As I sit in Mara’s gentle presence during the Advent season, facing my own yearning for friends to be healed or love to be restored or even just for a little more ease to life, my soul is widened by quiet, stilled by honesty, made spacious with recognition of my need. I become a great dwelling space waiting to be lit by Love. Only in that waiting, that ready hunger, that yearning, can I then receive the gift of Christmas to the full. Christmas, when it does come is then both my joy in the present, my wonder at the Holy Spirit presence of Christ in me, glory glimpsed in the keeping of this feast where all good things begin again. But it is also a foretaste of the triumph, the innocent splendour, the crashing joy of Christ’s final coming when all is renewed. Advent so shapes my heart that at Christmas, I am living eternity in time, glimpsing the new heavens and earth in its beauty.

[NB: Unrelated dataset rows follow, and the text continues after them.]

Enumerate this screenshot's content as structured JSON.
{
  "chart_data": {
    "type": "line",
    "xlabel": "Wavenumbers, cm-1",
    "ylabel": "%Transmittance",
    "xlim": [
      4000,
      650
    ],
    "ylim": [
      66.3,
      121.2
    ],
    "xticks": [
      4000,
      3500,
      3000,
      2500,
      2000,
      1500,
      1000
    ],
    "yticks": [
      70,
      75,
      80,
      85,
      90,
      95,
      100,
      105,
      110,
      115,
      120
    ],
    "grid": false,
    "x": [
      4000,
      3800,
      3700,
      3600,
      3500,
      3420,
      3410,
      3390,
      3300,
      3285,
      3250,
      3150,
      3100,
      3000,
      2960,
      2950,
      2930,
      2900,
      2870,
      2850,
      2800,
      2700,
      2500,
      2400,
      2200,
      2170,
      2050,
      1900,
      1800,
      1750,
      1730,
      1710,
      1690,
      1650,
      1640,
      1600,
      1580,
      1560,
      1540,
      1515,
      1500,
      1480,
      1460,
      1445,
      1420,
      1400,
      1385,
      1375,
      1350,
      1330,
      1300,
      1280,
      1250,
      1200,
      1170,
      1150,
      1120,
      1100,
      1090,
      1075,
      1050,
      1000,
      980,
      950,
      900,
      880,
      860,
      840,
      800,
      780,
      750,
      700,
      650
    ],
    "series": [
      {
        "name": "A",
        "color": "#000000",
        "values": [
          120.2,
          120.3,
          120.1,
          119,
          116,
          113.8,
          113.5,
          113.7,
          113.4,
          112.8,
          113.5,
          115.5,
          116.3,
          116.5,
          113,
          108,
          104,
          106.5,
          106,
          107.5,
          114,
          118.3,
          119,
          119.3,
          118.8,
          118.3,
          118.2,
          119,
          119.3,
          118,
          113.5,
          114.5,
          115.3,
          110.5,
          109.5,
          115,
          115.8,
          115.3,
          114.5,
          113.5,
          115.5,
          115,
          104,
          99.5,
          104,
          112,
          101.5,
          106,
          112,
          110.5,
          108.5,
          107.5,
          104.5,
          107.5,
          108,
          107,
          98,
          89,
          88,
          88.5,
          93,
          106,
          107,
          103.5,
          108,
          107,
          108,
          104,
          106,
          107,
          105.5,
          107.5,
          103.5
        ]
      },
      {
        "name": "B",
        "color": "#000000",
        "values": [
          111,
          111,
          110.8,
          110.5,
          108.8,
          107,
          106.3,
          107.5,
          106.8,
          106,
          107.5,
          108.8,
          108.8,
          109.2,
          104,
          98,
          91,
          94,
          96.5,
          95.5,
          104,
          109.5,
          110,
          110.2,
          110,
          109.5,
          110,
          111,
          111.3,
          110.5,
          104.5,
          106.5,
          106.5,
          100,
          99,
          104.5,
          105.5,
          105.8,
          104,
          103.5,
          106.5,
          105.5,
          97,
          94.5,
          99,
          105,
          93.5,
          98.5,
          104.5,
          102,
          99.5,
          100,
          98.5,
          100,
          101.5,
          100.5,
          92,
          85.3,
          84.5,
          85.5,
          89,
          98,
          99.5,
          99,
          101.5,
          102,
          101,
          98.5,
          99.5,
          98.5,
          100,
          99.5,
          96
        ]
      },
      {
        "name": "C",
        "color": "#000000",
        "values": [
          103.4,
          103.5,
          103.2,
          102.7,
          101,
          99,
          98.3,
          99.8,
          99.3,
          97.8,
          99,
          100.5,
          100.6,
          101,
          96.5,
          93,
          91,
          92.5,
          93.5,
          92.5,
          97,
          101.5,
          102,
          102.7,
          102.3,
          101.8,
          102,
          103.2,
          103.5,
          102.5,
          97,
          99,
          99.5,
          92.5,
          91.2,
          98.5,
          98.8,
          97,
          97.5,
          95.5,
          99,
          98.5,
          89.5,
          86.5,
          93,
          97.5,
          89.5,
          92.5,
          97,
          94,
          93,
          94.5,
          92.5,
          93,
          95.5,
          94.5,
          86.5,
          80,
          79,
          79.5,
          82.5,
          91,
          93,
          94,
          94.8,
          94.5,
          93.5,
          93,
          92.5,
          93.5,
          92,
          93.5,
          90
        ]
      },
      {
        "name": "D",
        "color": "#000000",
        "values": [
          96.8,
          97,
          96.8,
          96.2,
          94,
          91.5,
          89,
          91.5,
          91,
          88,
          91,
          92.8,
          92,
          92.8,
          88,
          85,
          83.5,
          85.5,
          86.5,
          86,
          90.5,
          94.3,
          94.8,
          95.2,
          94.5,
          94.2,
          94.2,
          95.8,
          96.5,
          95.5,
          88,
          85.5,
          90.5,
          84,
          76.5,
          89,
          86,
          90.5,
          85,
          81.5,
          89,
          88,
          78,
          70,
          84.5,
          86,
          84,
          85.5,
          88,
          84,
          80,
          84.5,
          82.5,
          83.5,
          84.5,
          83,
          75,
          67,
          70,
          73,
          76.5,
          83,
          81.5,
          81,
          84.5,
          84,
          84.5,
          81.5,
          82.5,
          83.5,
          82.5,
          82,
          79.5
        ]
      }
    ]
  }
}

But the way to that glory is through Mara’s house. I keep it in a quiet way. I still have my candles and some greenery and sweet music for company, and of course, we’ll keep some Christmas festivity amidst the quiet, too. But I use this season to reflect. To read the searching of other writer’s hearts. To list my need, and articulate my hope. I let Mara sit with me and I find that her touch is kind. However you keep this Advent season, may Mara’s company, in whatever form, be not bitter, but sweet. Her touch the one that teaches you afresh to hope and readies your heart for the radiant joy of Christmas.